Farming businesses on transitional and obsolete tariffs remain in the dark following the release of the Queensland Competition Authority’s (QCA) draft determination on 2020-201 regulated retail electricity prices for regional Queensland this week.
Queensland Farmers’ Federation (QFF) President Allan Dingle said that while the draft determination included some good news for regional households who would see typical bills fall by 5.3 per cent, and small businesses by 5 per cent, farming businesses on transitional and obsolete tariffs could expect no price relief.

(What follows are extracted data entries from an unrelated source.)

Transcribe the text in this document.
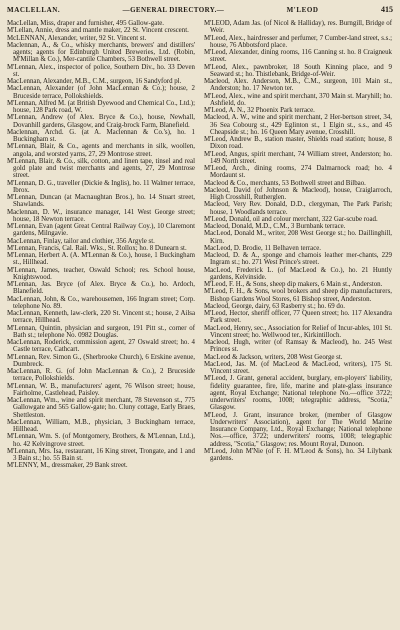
MACLELLAN.	—GENERAL DIRECTORY.—	M'LEOD	415

MacLellan, Miss, draper and furnisher, 495 Gallow-gate.

M'Lellan, Annie, dress and mantle maker, 22 St. Vincent crescent.

McLENNAN, Alexander, writer, 92 St. Vincent st.

Maclennan, A., & Co., whisky merchants, brewers' and distillers' agents; agents for Edinburgh United Breweries, Ltd. (Robin, M'Millan & Co.), Mer-cantile Chambers, 53 Bothwell street.

M'Lennan, Alex., inspector of police, Southern Div., ho. 33 Deven st.

MacLennan, Alexander, M.B., C.M., surgeon, 16 Sandyford pl.

MacLennan, Alexander (of John MacLennan & Co.); house, 2 Bruceside terrace, Pollokshields.

M'Lennan, Alfred M. (at British Dyewood and Chemical Co., Ltd.); house, 128 Park road, W.

M'Lennan, Andrew (of Alex. Bryce & Co.), house, Newhall, Dovanhill gardens, Glasgow, and Craig-brock Farm, Blanefield.

Maclennan, Archd. G. (at A. Maclennan & Co.'s), ho. 1 Buckingham st.

M'Lennan, Blair, & Co., agents and merchants in silk, woollen, angola, and worsted yarns, 27, 29 Montrose street.

M'Lennan, Blair, & Co., silk, cotton, and linen tape, tinsel and real gold plate and twist merchants and agents, 27, 29 Montrose street.

M'Lennan, D. G., traveller (Dickie & Inglis), ho. 11 Walmer terrace, Ibrox.

M'Lennan, Duncan (at Macnaughtan Bros.), ho. 14 Stuart street, Shawlands.

Maclennan, D. W., insurance manager, 141 West George street; house, 18 Newton terrace.

M'Lennan, Evan (agent Great Central Railway Coy.), 10 Claremont gardens, Milngavie.

MacLennan, Finlay, tailor and clothier, 356 Argyle st.

M'Lennan, Francis, Cal. Rail. Wks., St. Rollox; ho. 8 Dunearn st.

M'Lennan, Herbert A. (A. M'Lennan & Co.), house, 1 Buckingham st., Hillhead.

M'Lennan, James, teacher, Oswald School; res. School house, Knightswood.

M'Lennan, Jas. Bryce (of Alex. Bryce & Co.), ho. Ardoch, Blanefield.

MacLennan, John, & Co., warehousemen, 166 Ingram street; Corp. telephone No. 89.

MacLennan, Kenneth, law-clerk, 220 St. Vincent st.; house, 2 Ailsa terrace, Hillhead.

M'Lennan, Quintin, physician and surgeon, 191 Pitt st., corner of Bath st.; telephone No. 0982 Douglas.

MacLennan, Roderick, commission agent, 27 Oswald street; ho. 4 Castle terrace, Cathcart.

M'Lennan, Rev. Simon G., (Sherbrooke Church), 6 Erskine avenue, Dumbreck.

MacLennan, R. G. (of John MacLennan & Co.), 2 Bruceside terrace, Pollokshields.

M'Lennan, W. B., manufacturers' agent, 76 Wilson street; house, Fairholme, Castlehead, Paisley.

MacLennan, Wm., wine and spirit merchant, 78 Stevenson st., 775 Gallowgate and 565 Gallow-gate; ho. Cluny cottage, Early Braes, Shettleston.

MacLennan, William, M.B., physician, 3 Buckingham terrace, Hillhead.

M'Lennan, Wm. S. (of Montgomery, Brothers, & M'Lennan, Ltd.), ho. 42 Kelvingrove street.

M'Lennan, Mrs. Isa, restaurant, 16 King street, Trongate, and 1 and 3 Bain st.; ho. 55 Bain st.

M'LENNY, M., dressmaker, 29 Bank street.

M'LEOD, Adam Jas. (of Nicol & Halliday), res. Burngill, Bridge of Weir.

M'Leod, Alex., hairdresser and perfumer, 7 Cumber-land street, s.s.; house, 76 Abbotsford place.

M'Leod, Alexander, dining rooms, 116 Canning st. ho. 8 Craigneuk street.

M'Leod, Alex., pawnbroker, 18 South Kinning place, and 9 Seaward st.; ho. Thistlebank, Bridge-of-Weir.

Macleod, Alex. Anderson, M.B., C.M., surgeon, 101 Main st., Anderston; ho. 17 Newton ter.

M'Leod, Alex., wine and spirit merchant, 370 Main st. Maryhill; ho. Ashfield, do.

M'Leod, A. N., 32 Phoenix Park terrace.

Macleod, A. W., wine and spirit merchant, 2 Her-bertson street, 34, 36 Sea Cobourg st., 429 Eglinton st., 1 Elgin st., s.s., and 45 Cheapside st.; ho. 16 Queen Mary avenue, Crosshill.

M'Leod, Andrew B., station master, Shields road station; house, 8 Dixon road.

M'Leod, Angus, spirit merchant, 74 William street, Anderston; ho. 149 North street.

M'Leod, Arch., dining rooms, 274 Dalmarnock road; ho. 4 Mordaunt st.

Macleod & Co., merchants, 53 Bothwell street and Bilbao.

Macleod, David (of Johnson & Macleod), house, Craiglarroch, High Crosshill, Rutherglen.

Macleod, Very Rev. Donald, D.D., clergyman, The Park Parish; house, 1 Woodlands terrace.

M'Leod, Donald, oil and colour merchant, 322 Gar-scube road.

Macleod, Donald, M.D., C.M., 3 Burnbank terrace.

MacLeod, Donald M., writer, 208 West George st.; ho. Daillinghill, Kirn.

MacLeod, D. Brodie, 11 Belhaven terrace.

Macleod, D. & A., sponge and chamois leather mer-chants, 229 Ingram st.; ho. 271 West Prince's street.

MacLeod, Frederick L. (of MacLeod & Co.), ho. 21 Huntly gardens, Kelvinside.

M'Leod, F. H., & Sons, sheep dip makers, 6 Main st., Anderston.

M'Leod, F. H., & Sons, wool brokers and sheep dip manufacturers, Bishop Gardens Wool Stores, 61 Bishop street, Anderston.

Macleod, George, dairy, 63 Rasberry st.; ho. 69 do.

M'Leod, Hector, sheriff officer, 77 Queen street; ho. 117 Alexandra Park street.

MacLeod, Henry, sec., Association for Relief of Incur-ables, 101 St. Vincent street; ho. Wellwood ter., Kirkintilloch.

Macleod, Hugh, writer (of Ramsay & Macleod), ho. 245 West Princes st.

MacLeod & Jackson, writers, 208 West George st.

MacLeod, Jas. M. (of MacLeod & MacLeod, writers), 175 St. Vincent street.

M'Leod, J. Grant, general accident, burglary, em-ployers' liability, fidelity guarantee, fire, life, marine and plate-glass insurance agent, Royal Exchange; National telephone No.—office 3722; underwriters' rooms, 1008; telegraphic address, "Scotia," Glasgow.

M'Leod, J. Grant, insurance broker, (member of Glasgow Underwriters' Association), agent for The World Marine Insurance Company, Ltd., Royal Exchange; National telephone Nos.—office, 3722; underwriters' rooms, 1008; telegraphic address, "Scotia," Glasgow; res. Mount Royal, Dunoon.

M'Leod, John M'Nie (of F. H. M'Leod & Sons), ho. 34 Lilybank gardens.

“The reductions for regional households and some small businesses are welcome. However, it is very disappointing that the QCA intends to maintain price levels for transitional and obsolete tariffs for the third year in a row, with many regional customers facing further bill increases in excess of 50 per cent when they are forced on to standard tariffs mid-2021,” Mr Dingle said.

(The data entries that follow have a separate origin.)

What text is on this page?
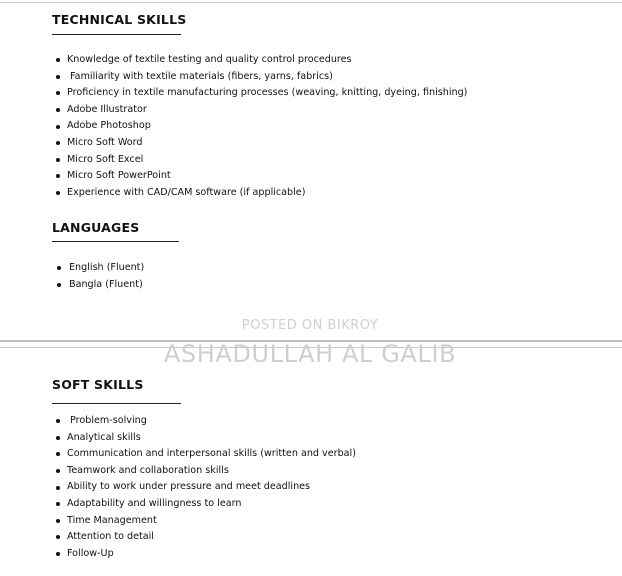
TECHNICAL SKILLS
Knowledge of textile testing and quality control procedures
Familiarity with textile materials (fibers, yarns, fabrics)
Proficiency in textile manufacturing processes (weaving, knitting, dyeing, finishing)
Adobe Illustrator
Adobe Photoshop
Micro Soft Word
Micro Soft Excel
Micro Soft PowerPoint
Experience with CAD/CAM software (if applicable)
LANGUAGES
English (Fluent)
Bangla (Fluent)
POSTED ON BIKROY
ASHADULLAH AL GALIB
SOFT SKILLS
Problem-solving
Analytical skills
Communication and interpersonal skills (written and verbal)
Teamwork and collaboration skills
Ability to work under pressure and meet deadlines
Adaptability and willingness to learn
Time Management
Attention to detail
Follow-Up
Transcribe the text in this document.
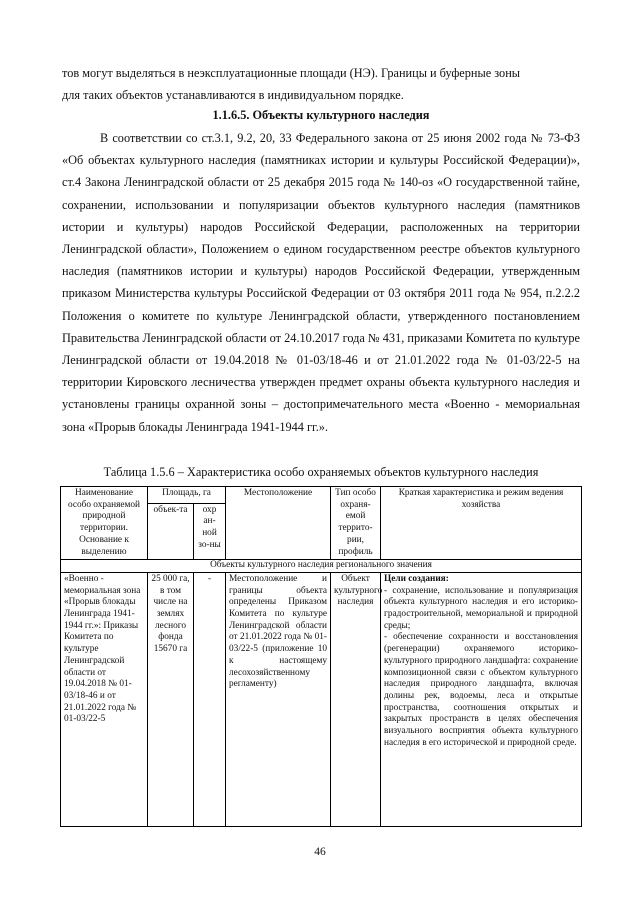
тов могут выделяться в неэксплуатационные площади (НЭ). Границы и буферные зоны
для таких объектов устанавливаются в индивидуальном порядке.

1.1.6.5. Объекты культурного наследия

В соответствии со ст.3.1, 9.2, 20, 33 Федерального закона от 25 июня 2002 года № 73-ФЗ «Об объектах культурного наследия (памятниках истории и культуры Российской Федерации)», ст.4 Закона Ленинградской области от 25 декабря 2015 года № 140-оз «О государственной тайне, сохранении, использовании и популяризации объектов культурного наследия (памятников истории и культуры) народов Российской Федерации, расположенных на территории Ленинградской области», Положением о едином государственном реестре объектов культурного наследия (памятников истории и культуры) народов Российской Федерации, утвержденным приказом Министерства культуры Российской Федерации от 03 октября 2011 года № 954, п.2.2.2 Положения о комитете по культуре Ленинградской области, утвержденного постановлением Правительства Ленинградской области от 24.10.2017 года № 431, приказами Комитета по культуре Ленинградской области от 19.04.2018 № 01-03/18-46 и от 21.01.2022 года № 01-03/22-5 на территории Кировского лесничества утвержден предмет охраны объекта культурного наследия и установлены границы охранной зоны – достопримечательного места «Военно - мемориальная зона «Прорыв блокады Ленинграда 1941-1944 гг.».

Таблица 1.5.6 – Характеристика особо охраняемых объектов культурного наследия

Наименование особо охраняемой природной территории. Основание к выделению	Площадь, га		Местоположение	Тип особо охраня-емой террито-рии, профиль	Краткая характеристика и режим ведения хозяйства
	объек-та	охр ан-ной зо-ны			
Объекты культурного наследия регионального значения					
«Военно - мемориальная зона «Прорыв блокады Ленинграда 1941-1944 гг.»: Приказы Комитета по культуре Ленинградской области от 19.04.2018 № 01-03/18-46 и от 21.01.2022 года № 01-03/22-5	25 000 га, в том числе на землях лесного фонда 15670 га	-	Местоположение и границы объекта определены Приказом Комитета по культуре Ленинградской области от 21.01.2022 года № 01-03/22-5 (приложение 10 к настоящему лесохозяйственному регламенту)	Объект культурного наследия	Цели создания:
- сохранение, использование и популяризация объекта культурного наследия и его историко-градостроительной, мемориальной и природной среды;
- обеспечение сохранности и восстановления (регенерации) охраняемого историко-культурного природного ландшафта: сохранение композиционной связи с объектом культурного наследия природного ландшафта, включая долины рек, водоемы, леса и открытые пространства, соотношения открытых и закрытых пространств в целях обеспечения визуального восприятия объекта культурного наследия в его исторической и природной среде.
46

“Time is quickly running out for the state government develop a suite of suitable tariffs and a genuine transition program for farmers required to move to standard business demand-based tariffs before this deadline, creating significant risk and uncertainty for the agricultural sector.”
“With the Australian Energy Regulator’s (AER) final determination on Energex and Ergon Energy’s Regulatory Proposals anticipated later this month and potential changes following the Queensland Government election in October, farmers will be against the clock to assess the new retail tariffs, work out what was best for their business and if any structural change or new equipment is needed.”

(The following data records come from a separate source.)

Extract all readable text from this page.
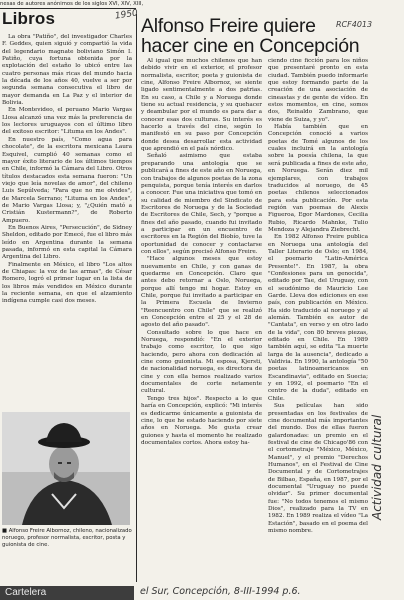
nesas de autores anónimos de los siglos XVI, XIV, XIII,
Libros	1950
RCF4013
Alfonso Freire quiere
hacer cine en Concepción

La obra "Patiño", del investigador Charles F. Geddes, quien siguió y compartió la vida del legendario magnate boliviano Simón I. Patiño, cuya fortuna obtenida por la explotación del estaño lo ubicó entre las cuatro personas más ricas del mundo hacia la década de los años 40, vuelve a ser por segunda semana consecutiva el libro de mayor demanda en La Paz y el interior de Bolivia.

En Montevideo, el peruano Mario Vargas Llosa alcanzó una vez más la preferencia de los lectores uruguayos con el último libro del exitoso escritor: "Lituma en los Andes".

En nuestro país, "Como agua para chocolate", de la escritora mexicana Laura Esquivel, cumplió 40 semanas como el mayor éxito literario de los últimos tiempos en Chile, informó la Cámara del Libro. Otros títulos destacados esta semana fueron: "Un viejo que leía novelas de amor", del chileno Luis Sepúlveda; "Para que no me olvides", de Marcela Serrano; "Lituma en los Andes", de Mario Vargas Llosa; y, "¿Quién mató a Cristián Kustermann?", de Roberto Ampuero.

En Buenos Aires, "Persecución", de Sidney Sheldon, editado por Emecé, fue el libro más leído en Argentina durante la semana pasada, informó en esta capital la Cámara Argentina del Libro.

Finalmente en México, el libro "Los altos de Chiapas: la voz de las armas", de César Romero, logró el primer lugar en la lista de los libros más vendidos en México durante la reciente semana, en que el alzamiento indígena cumple casi dos meses.

■ Alfonso Freire Albornoz, chileno, nacionalizado noruego, profesor normalista, escritor, posta y guionista de cine.
Cartelera

Al igual que muchos chilenos que han debido vivir en el exterior, el profesor normalista, escritor, poeta y guionista de cine, Alfonso Freire Albornoz, se siente ligado sentimentalmente a dos patrias. En su caso, a Chile y a Noruega donde tiene su actual residencia, y su quehacer y deambular por el mundo es para dar a conocer esas dos culturas. Su interés es hacerlo a través del cine, según lo manifestó en su paso por Concepción donde desea desarrollar esta actividad que aprendió en el país nórdico.

Señaló asimismo que estaba preparando una antología que se publicará a fines de este año en Noruega, con trabajos de algunos poetas de la zona penquista, porque tenía interés en darlos a conocer. Fue una iniciativa que tomó en su calidad de miembro del Sindicato de Escritores de Noruega y de la Sociedad de Escritores de Chile, Sech, y "porque a fines del año pasado, cuando fui invitado a participar en un encuentro de escritores en la Región del Biobío, tuve la oportunidad de conocer y contactarse con ellos", según precisó Alfonso Freire.

"Hace algunos meses que estoy nuevamente en Chile, y con ganas de quedarme en Concepción. Claro que antes debo retornar a Oslo, Noruega, porque allí tengo mi hogar. Estoy en Chile, porque fui invitado a participar en la Primera Escuela de Invierno "Reencuentro con Chile" que se realizó en Concepción entre el 25 y el 28 de agosto del año pasado".

Consultado sobre lo que hace en Noruega, respondió: "En el exterior trabajo como escritor, lo que sigo haciendo, pero ahora con dedicación al cine como guionista. Mi esposa, Kjersti, de nacionalidad noruega, es directora de cine y con ella hemos realizado varios documentales de corte netamente cultural.

Tengo tres hijos". Respecto a lo que haría en Concepción, explicó: "Mi interés es dedicarme únicamente a guionista de cine, lo que he estado haciendo por siete años en Noruega. Me gusta crear guiones y hasta el momento he realizado documentales cortos. Ahora estoy ha-

ciendo cine ficción para los niños que presentaré pronto en esta ciudad. También puedo informarle que estoy formando parte de la creación de una asociación de cineastas y de gente de vídeo. En estos momentos, en cine, somos dos, Reinaldo Zambrano, que viene de Suiza, y yo".

Había también que en Concepción conoció a varios poetas de Tomé algunos de los cuales incluirá en la antología sobre la poesía chilena, la que será publicada a fines de este año, en Noruega. Serán diez mil ejemplares, con trabajos traducidos al noruego, de 45 poetas chilenos seleccionados para esta publicación. Por esta región van poemas de Alexis Figueroa, Egor Mardones, Cecilia Rubio, Ricardo Mahnke, Tulio Mendoza y Alejandra Ziebrecht.

En 1982 Alfonso Freire publica en Noruega una antología del Taller Literario de Oslo; en 1984, el poemario "Latin-América Presente!". En 1987, la obra "Confesiones para un genocida", editado por Tae, del Uruguay, con el seudónimo de Mauricio Lee Garde. Lleva dos ediciones en ese país, con publicación en México. Ha sido traducido al noruego y al alemán. También es autor de "Cantata", en verso y en otro lado de la vida", con 80 breves piezas, editado en Chile. En 1989 también aquí, se edita "La muerte larga de la ausencia", dedicado a Valdivia. En 1990, la antología "50 poetas latinoamericanos en Escandinavia", editado en Suecia; y en 1992, el poemario "En el centro de la duda", editado en Chile.

Sus películas han sido presentadas en los festivales de cine documental más importantes del mundo. Dos de ellas fueron galardonadas: un premio en el festival de cine de Chicago'86 con el cortometraje "México, México, Manuel", y el premio "Derechos Humanos", en el Festival de Cine Documental y de Cortometrajes de Bilbao, España, en 1987, por el documental "Uruguay no puede olvidar". Su primer documental fue: "No todos tenemos el mismo Dios", realizado para la TV en 1982. En 1989 realiza el vídeo "La Estación", basado en el poema del mismo nombre.

Actividad cultural
el Sur, Concepción, 8-III-1994 p.6.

“We acknowledge, the finalisation of the suite of tariffs for irrigation and farming that we have been promised, cannot happen until the AER concludes its important work, but nor is it acceptable for the process to be delayed another 12-months.”
“It is paramount that the government implement a long term, sustainable and cost reflective tariff structure for agriculture and irrigation as soon-as-possible. We call on the Queensland Government to empower the QCA to establish the structure and pricing of these tariffs so they can be implemented in the 2020-21 year to ensure the viability of Queensland’s food, fibre and foliage producers into the future.”